The birth of Baylor, and more so the recovery, is another story for another day. I ended up only having 8 weeks to train from zero to 13.1 miles. I ran my race. I wasn't in nearly the shape I hoped, but I did it and I was so proud. Over the course of the year I got back into sync with Ryan, but the pounds and body fat were not coming off like the first time. In fact, they weren't coming off at all. And I fell right back into that dark place I was all too familiar with. Every week I cried on my drive home from seeing Ryan. I was frustrated, and I hated my body. I took every single small change that went in the wrong direction as a life altering situation, and every week Ryan had to give me a pep talk. I cut out Diet Dr. Pepper, which was dangerous for everyone around me. I switched up my macro numbers. I had surgery--which was required in order to remove my IUD which had left my uterus to go visit my other organs. Nothing was helping, and every single time Ryan told me my weight hadn't changed I slipped farther and farther into depression. I was convinced that the Lord continually sent me boys because he didn't want me as an example for girls. He needed moms to be healthy and happy, for their daughters, and I was none of those things. He needed moms to be strong, not moms who were afraid to sit down because the waist band of their pants was going to fold over. Not moms who got rid of every mirror they owned because they couldn't stand the look of themselves. Think I'm kidding? Come to the gym and watch me lift weights in the corner or with my back to the mirror wall.
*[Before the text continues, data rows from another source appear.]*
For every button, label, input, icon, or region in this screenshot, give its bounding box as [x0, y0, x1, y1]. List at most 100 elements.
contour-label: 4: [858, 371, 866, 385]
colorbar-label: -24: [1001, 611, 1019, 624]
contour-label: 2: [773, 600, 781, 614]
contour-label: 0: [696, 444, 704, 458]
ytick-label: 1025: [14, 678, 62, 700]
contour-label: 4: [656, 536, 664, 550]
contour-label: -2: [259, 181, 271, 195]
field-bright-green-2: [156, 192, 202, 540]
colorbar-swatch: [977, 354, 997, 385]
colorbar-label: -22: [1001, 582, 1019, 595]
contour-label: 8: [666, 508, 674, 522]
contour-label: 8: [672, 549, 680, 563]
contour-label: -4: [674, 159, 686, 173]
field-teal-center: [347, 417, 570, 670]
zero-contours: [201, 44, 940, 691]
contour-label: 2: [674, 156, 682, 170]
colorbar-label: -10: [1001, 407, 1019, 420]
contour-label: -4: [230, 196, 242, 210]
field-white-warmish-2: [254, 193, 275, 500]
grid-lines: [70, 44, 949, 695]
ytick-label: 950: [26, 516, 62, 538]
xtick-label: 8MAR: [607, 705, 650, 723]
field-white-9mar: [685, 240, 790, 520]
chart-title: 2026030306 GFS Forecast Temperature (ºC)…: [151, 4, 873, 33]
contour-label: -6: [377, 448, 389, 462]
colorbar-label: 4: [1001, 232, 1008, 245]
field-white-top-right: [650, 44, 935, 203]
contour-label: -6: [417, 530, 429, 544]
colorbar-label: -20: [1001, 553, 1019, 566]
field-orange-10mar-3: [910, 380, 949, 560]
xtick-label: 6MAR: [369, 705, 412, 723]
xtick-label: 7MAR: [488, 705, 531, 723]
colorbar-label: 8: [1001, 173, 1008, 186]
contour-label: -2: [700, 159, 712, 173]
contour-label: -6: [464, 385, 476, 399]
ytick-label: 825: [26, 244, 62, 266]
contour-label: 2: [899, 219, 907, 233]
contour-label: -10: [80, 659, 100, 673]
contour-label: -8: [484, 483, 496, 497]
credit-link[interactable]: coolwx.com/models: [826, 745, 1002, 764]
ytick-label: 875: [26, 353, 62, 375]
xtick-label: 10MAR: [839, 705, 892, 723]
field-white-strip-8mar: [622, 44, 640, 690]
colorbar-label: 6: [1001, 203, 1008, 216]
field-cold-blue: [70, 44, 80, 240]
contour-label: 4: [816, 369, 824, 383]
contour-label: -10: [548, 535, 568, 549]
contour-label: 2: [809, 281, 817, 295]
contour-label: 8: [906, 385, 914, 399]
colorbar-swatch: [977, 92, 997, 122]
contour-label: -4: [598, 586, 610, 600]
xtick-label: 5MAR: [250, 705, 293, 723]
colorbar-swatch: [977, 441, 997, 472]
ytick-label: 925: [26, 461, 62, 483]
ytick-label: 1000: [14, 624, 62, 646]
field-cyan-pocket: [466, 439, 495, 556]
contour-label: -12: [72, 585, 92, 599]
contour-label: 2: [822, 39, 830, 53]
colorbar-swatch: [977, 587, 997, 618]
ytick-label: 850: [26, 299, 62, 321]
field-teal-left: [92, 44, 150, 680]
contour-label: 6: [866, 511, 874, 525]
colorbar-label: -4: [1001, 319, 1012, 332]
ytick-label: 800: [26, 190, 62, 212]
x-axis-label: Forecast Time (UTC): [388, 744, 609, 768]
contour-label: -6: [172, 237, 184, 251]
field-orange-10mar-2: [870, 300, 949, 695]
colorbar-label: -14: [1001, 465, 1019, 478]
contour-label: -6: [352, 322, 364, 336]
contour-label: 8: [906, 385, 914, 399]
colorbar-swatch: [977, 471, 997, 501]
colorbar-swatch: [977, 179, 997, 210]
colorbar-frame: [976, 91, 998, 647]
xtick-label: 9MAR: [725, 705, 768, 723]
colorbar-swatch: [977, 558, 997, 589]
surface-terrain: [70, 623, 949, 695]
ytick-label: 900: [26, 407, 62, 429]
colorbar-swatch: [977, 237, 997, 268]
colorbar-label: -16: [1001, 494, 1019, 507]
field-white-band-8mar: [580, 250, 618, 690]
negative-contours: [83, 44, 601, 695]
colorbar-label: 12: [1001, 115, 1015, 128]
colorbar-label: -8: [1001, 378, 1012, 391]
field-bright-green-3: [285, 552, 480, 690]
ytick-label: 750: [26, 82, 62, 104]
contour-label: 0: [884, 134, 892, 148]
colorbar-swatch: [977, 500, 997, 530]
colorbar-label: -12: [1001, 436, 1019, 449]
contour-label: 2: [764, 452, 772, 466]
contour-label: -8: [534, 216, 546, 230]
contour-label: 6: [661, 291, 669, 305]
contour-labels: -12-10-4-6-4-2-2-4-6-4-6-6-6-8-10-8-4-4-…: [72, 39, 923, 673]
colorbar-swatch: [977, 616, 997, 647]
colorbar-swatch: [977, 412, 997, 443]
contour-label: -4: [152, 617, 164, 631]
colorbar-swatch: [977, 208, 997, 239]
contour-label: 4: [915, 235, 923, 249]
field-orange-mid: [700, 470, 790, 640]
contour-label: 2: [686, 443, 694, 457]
It's been a year since then, and I'm still not even close to the shape I was in before Baylor. In fact, the other night Larsen said, "Mom, you're fat. Like really fat." and Dewy let me cry on his shoulder for way longer than I should have. I go to the gym every morning at 4:00 because I'm a psycho apparently. I put on a smile, spout snarky comments, and find comfort in knowing that no one really knows just how bad my self image really is. I count my macros, and log my food. Last week, when Dewy was gone, I fell off the wagon, and this morning when I met with Ryan I confessed that. I told him that on Sunday I had a sit down with myself and committed to get back on the wagon, and I left ready to stick to that. It was brought to my attention by one of my dearest friends--will the real Katie please stand up?!-- that a year ago I would have cried and begged Ryan for a pep talk--man I sound needy... I should pay him more. I'm obviously not going to, but I should. But this time I gave myself the pep talk. I got myself back up and in gear. She pointed out that this time I didn't need an outside source to do that for me, and I realized that if nothing else my mental game was so much healthier than a year ago. So many things are part of a weight loss journey. I'm not even close to at peace with mine, and I will continue to fight for ever percentage drop and pound shed, but today I will celebrate the mental improvements I found. I will try to recognize the good features I have--I like my eyes and usually my hair--and I will keep powering through until I get there. To all of you struggling with body image, I see you. I think you're a gem--unless you're mean, then you should knock that off.